To increase the speed of pre-comparison of files, I used the division of the file length into 32 sections and read the data byte 32 times. Now if a series consists of 200 series of the same size, then instead of calculating the md5 of large files with a total size of 100 GB, I read 32 bytes from each file. It happens 10 times faster.

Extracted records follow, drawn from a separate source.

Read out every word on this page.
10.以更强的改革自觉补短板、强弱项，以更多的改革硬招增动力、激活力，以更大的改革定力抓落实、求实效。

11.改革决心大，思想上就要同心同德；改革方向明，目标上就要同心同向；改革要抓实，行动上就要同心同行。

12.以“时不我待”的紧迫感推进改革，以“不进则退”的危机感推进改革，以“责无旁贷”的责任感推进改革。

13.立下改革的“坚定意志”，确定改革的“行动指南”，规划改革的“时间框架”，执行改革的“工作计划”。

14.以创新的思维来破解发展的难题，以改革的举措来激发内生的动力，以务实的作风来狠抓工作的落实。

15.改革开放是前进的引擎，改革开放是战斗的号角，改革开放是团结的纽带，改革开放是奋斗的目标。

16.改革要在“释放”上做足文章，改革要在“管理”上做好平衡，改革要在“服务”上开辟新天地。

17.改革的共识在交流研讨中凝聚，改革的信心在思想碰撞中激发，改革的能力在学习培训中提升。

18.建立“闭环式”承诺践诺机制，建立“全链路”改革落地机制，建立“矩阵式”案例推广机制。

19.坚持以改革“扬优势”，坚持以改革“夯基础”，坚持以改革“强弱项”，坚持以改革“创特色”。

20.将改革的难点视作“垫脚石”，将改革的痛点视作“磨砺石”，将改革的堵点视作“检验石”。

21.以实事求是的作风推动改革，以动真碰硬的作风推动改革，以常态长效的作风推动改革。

And only after that I calculate md5, if the preliminary comparison still gives a suspicion that the files are the same.
I added the source code with the prefix PseudoHash.
Code: Select all
DisableDebugger
EnableExplicit
UseMD5Fingerprint()
Define Path$, StartTime, Res.s, md5$
Procedure.s GetPseudoHash(Path$, Shift.q)
Protected res$, length, file_id
file_id = ReadFile(#PB_Any, Path$)
If file_id
length = Lof(file_id)
FileSeek(file_id, 4, #PB_Relative)
While Eof(file_id) = 0
res$ + Hex(ReadByte(file_id), #PB_Byte)
FileSeek(file_id, Shift, #PB_Relative)
Wend
FileSeek(file_id, length - 1, #PB_Absolute)
res$ + Hex(ReadByte(file_id), #PB_Byte)
CloseFile(file_id)
EndIf
ProcedureReturn res$
EndProcedure
Path$ = "path_to_video"
StartTime=ElapsedMilliseconds()
md5$ = GetPseudoHash(Path$, FileSize(Path$) / 31)
Res = "hash time = " + Str(ElapsedMilliseconds()-StartTime) + " ms"
MessageRequester("hash_0", md5$ + #LF$ + #LF$ + Res)
Path$ = "path_to_movie_of_the_same_size_but_different_hash"
StartTime=ElapsedMilliseconds()
md5$ = FileFingerprint(Path$, #PB_Cipher_MD5)
Res = "hash time md5 = " + Str(ElapsedMilliseconds()-StartTime) + " ms"
MessageRequester("md5", md5$ + #LF$ + #LF$ + Res)